Une contribution au débat sur l'actualité internationale


11 septembre 2001, une onde de choc, dont l'épicentre se situe au coeur des Etats-Unis d'Amérique, ébranle le monde. Les deux tours du World Trade Center et une aile du Pentagone sont pulvérisées. Quatre avions aux équipages sacrifiés, des passagers otages d'une poignée d'hommes déterminés jusqu'à la mort, et des milliers de victimes. Les médias des pays riches distillent une émotion qu'ils voudraient planétaire.

11 septembre 1973, les avenues de Santiago du Chili tremblent sous les chenilles des chars de Pinochet. Salvadore Allende, président démocratiquement élu, meurt les armes à la main cerné par une meute de militaires, les stades se remplissent et les colonnes de la mort ensanglantent le pays. La douleur et l'émotion ne sont pas partagées, des États acquiescent ou se taisent.

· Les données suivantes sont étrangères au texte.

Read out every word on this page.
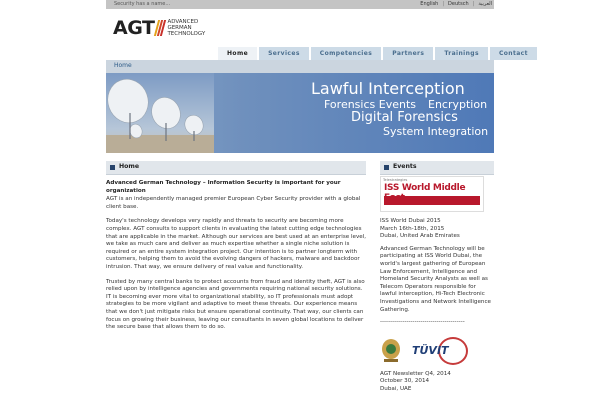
Security has a name...	English | Deutsch | العربية
AGT ADVANCED
GERMAN
TECHNOLOGY
Home	Services	Competencies	Partners	Trainings	Contact
Home
Lawful Interception
Forensics Events Encryption
Digital Forensics
System Integration
Home

Advanced German Technology – Information Security is important for your organization

AGT is an independently managed premier European Cyber Security provider with a global client base.

Today's technology develops very rapidly and threats to security are becoming more complex. AGT consults to support clients in evaluating the latest cutting edge technologies that are applicable in the market. Although our services are best used at an enterprise level, we take as much care and deliver as much expertise whether a single niche solution is required or an entire system integration project. Our intention is to partner longterm with customers, helping them to avoid the evolving dangers of hackers, malware and backdoor intrusion. That way, we ensure delivery of real value and functionality.

Trusted by many central banks to protect accounts from fraud and identity theft, AGT is also relied upon by intelligence agencies and governments requiring national security solutions. IT is becoming ever more vital to organizational stability, so IT professionals must adopt strategies to be more vigilant and adaptive to meet these threats. Our experience means that we don't just mitigate risks but ensure operational continuity. That way, our clients can focus on growing their business, leaving our consultants in seven global locations to deliver the secure base that allows them to do so.

Events
Telestrategies
ISS World Middle

ISS World Dubai 2015

March 16th-18th, 2015

Dubai, United Arab Emirates

Advanced German Technology will be participating at ISS World Dubai, the world's largest gathering of European Law Enforcement, Intelligence and Homeland Security Analysts as well as Telecom Operators responsible for lawful interception, Hi-Tech Electronic Investigations and Network Intelligence Gathering.

------------------------------------------

TÜVIT

AGT Newsletter Q4, 2014

October 30, 2014

Dubai, UAE
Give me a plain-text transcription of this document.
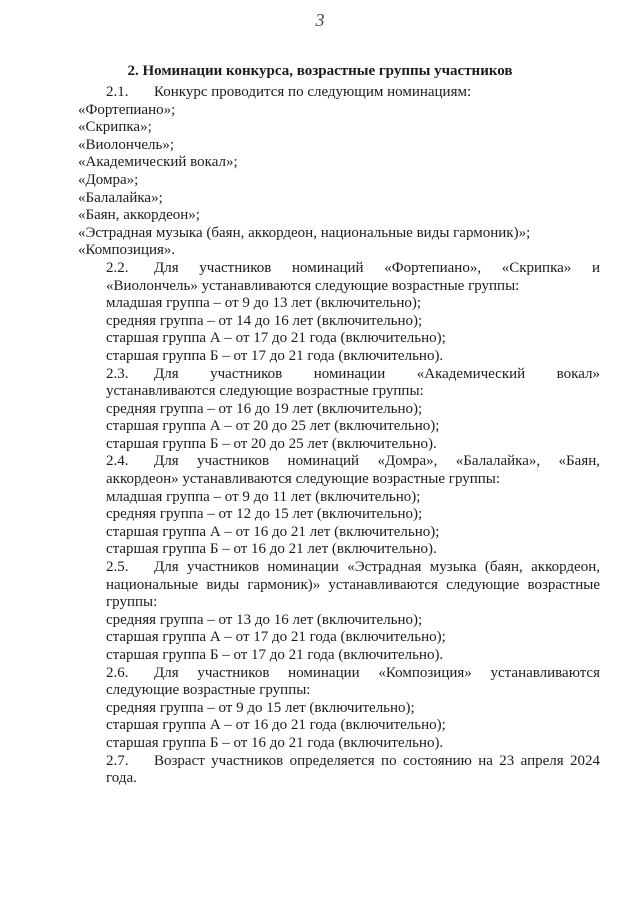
3
2. Номинации конкурса, возрастные группы участников

2.1. Конкурс проводится по следующим номинациям:

«Фортепиано»;

«Скрипка»;

«Виолончель»;

«Академический вокал»;

«Домра»;

«Балалайка»;

«Баян, аккордеон»;

«Эстрадная музыка (баян, аккордеон, национальные виды гармоник)»;

«Композиция».

2.2. Для участников номинаций «Фортепиано», «Скрипка» и «Виолончель» устанавливаются следующие возрастные группы:

младшая группа – от 9 до 13 лет (включительно);

средняя группа – от 14 до 16 лет (включительно);

старшая группа А – от 17 до 21 года (включительно);

старшая группа Б – от 17 до 21 года (включительно).

2.3. Для участников номинации «Академический вокал» устанавливаются следующие возрастные группы:

средняя группа – от 16 до 19 лет (включительно);

старшая группа А – от 20 до 25 лет (включительно);

старшая группа Б – от 20 до 25 лет (включительно).

2.4. Для участников номинаций «Домра», «Балалайка», «Баян, аккордеон» устанавливаются следующие возрастные группы:

младшая группа – от 9 до 11 лет (включительно);

средняя группа – от 12 до 15 лет (включительно);

старшая группа А – от 16 до 21 лет (включительно);

старшая группа Б – от 16 до 21 лет (включительно).

2.5. Для участников номинации «Эстрадная музыка (баян, аккордеон, национальные виды гармоник)» устанавливаются следующие возрастные группы:

средняя группа – от 13 до 16 лет (включительно);

старшая группа А – от 17 до 21 года (включительно);

старшая группа Б – от 17 до 21 года (включительно).

2.6. Для участников номинации «Композиция» устанавливаются следующие возрастные группы:

средняя группа – от 9 до 15 лет (включительно);

старшая группа А – от 16 до 21 года (включительно);

старшая группа Б – от 16 до 21 года (включительно).

2.7. Возраст участников определяется по состоянию на 23 апреля 2024 года.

Il y aurait donc des indignations sélectives, des morts coupables et des victimes innocentes, c'est selon. Vae Victis ! La formule a traversé les temps mais elle garde toute sa signification au delà des siècles et en dépit de cette démocratie que l'on nous dit en marche. Ainsi, pendant trois minutes, il a été proposé à des centaines de millions d'Européens, de faire silence, en mémoire des victimes et en solidarité avec le peuple Américain.

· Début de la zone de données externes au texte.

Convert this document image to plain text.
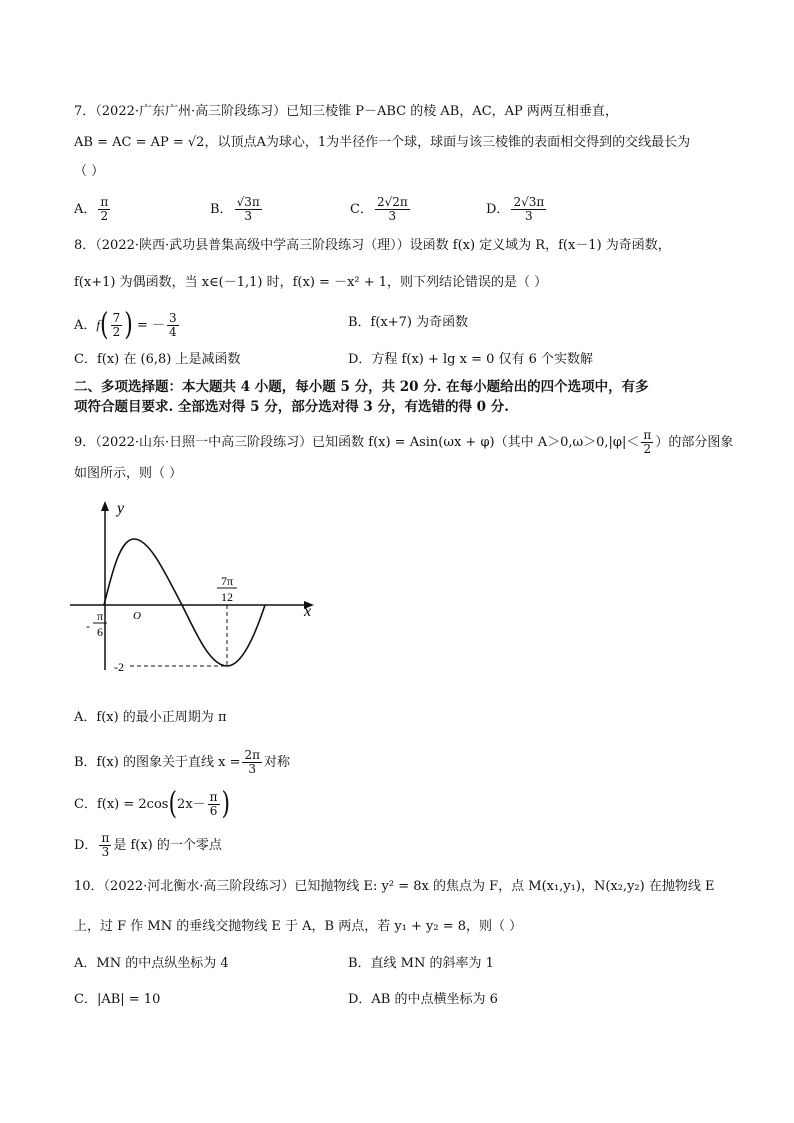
7．（2022·广东广州·高三阶段练习）已知三棱锥 P－ABC 的棱 AB，AC，AP 两两互相垂直，
AB = AC = AP = √2，以顶点A为球心，1为半径作一个球，球面与该三棱锥的表面相交得到的交线最长为
（ ）
A． $\frac{\pi}{2}$	B． $\frac{√3\pi}{3}$	C． $\frac{2√2\pi}{3}$	D． $\frac{2√3\pi}{3}$
8．（2022·陕西·武功县普集高级中学高三阶段练习（理））设函数 f(x) 定义域为 R，f(x－1) 为奇函数，
f(x+1) 为偶函数，当 x∈(－1,1) 时，f(x) = －x² + 1，则下列结论错误的是（ ）
A．$f( \frac{7}{2}$ ) = － $\frac{3}{4}$	B．f(x+7) 为奇函数
C．f(x) 在 (6,8) 上是减函数	D．方程 f(x) + lg x = 0 仅有 6 个实数解
二、多项选择题：本大题共 4 小题，每小题 5 分，共 20 分. 在每小题给出的四个选项中，有多
项符合题目要求. 全部选对得 5 分，部分选对得 3 分，有选错的得 0 分.
9．（2022·山东·日照一中高三阶段练习）已知函数 f(x) = Asin(ωx + φ)（其中 $A>0,\omega>0,|\varphi|< \frac{\pi}{2}$ ）的部分图象
如图所示，则（ ）
y
x
O
-2
-
π
6
7π
12
A．f(x) 的最小正周期为 π
B．f(x) 的图象关于直线 $x = \frac{2\pi}{3}$ 对称
C．$f(x) = 2\cos(2x- \frac{\pi}{6}$ )
D． $\frac{\pi}{3}$ 是 f(x) 的一个零点
10．（2022·河北衡水·高三阶段练习）已知抛物线 E: y² = 8x 的焦点为 F，点 M(x₁,y₁)，N(x₂,y₂) 在抛物线 E
上，过 F 作 MN 的垂线交抛物线 E 于 A，B 两点，若 y₁ + y₂ = 8，则（ ）
A．MN 的中点纵坐标为 4	B．直线 MN 的斜率为 1
C．|AB| = 10	D．AB 的中点横坐标为 6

Soit, il est bon que de se refuser à l'innacceptable. Les méthodes employées par les présumés responsables ne sauraient trouver, ne serait ce que l'amorce d'un début de justification. Admettre les moyens mis en oeuvre à ces occasions reviendrait à se faire les alliés de doctrines qui, en récupérant de légitimes révoltes, cherchent à édifier de nouvelles dictatures.

L'utilisation de la terreur a des conséquences terribles, elle range les victimes de ce capitalisme arrogant au même niveau que ceux qui se veulent les maîtres du monde. Ces méthodes réactionnaires n'ont pour but, en définitive, que d'instaurer de nouvelles dictatures, sous l'égide de potentats théocratiques en devenir. Notre refus de tous les fondamentalismes religieux, de leurs philosophies prétendues, et de leurs pratiques s'accompagne tout autant de notre refus de cette barbarie dont se sont rendus, et se rendent encore coupables, des Etats impérialistes qui ont bati leurs dominations, pour l'argent, par le feu, le fer et le sang.

Oussama Ben Laden, Pinochet, Noriega, Saddam Hussein, sont des créatures des Etats occidentaux et de leurs services. Entre le terrorisme des États et le terrorisme de leurs rejetons, sommes nous dans l'obligation de choisir ? Pas vraiment, car il n’y a pas deux modèles qui se heurtent. Les fondamentalistes Islamistes à l’instar de leurs homologues des religions monothéistes ne sont en rien des adversaires de la globalisation et sûrement pas des ennemis du capitalisme. Certes, parce que privés de tous leurs droits, des peuples s’engagent par désespoir derrière ceux qui sont en capacité de répondre à leurs besoins, y compris matériels. Cela ne signifie pas que des centaines de millions d’hommes et de femmes adhèrent à cent pour cent aux thèses intégristes. Comme il est de plus en plus patent que des millions d’Occidentaux contestent radicalement les politiques libérales qui leur sont infligées et ne sont pas prêt à donner un blanc-seing à la nouvelle croisade qui s'annonce.

Si être américain, comme se plaisait à le revendiquer dernièrement un éditorialiste du journal Le Monde, signifie se ranger sous l'étendart de l'impérialisme, alors non, milles fois non, nous ne sommes pas américains.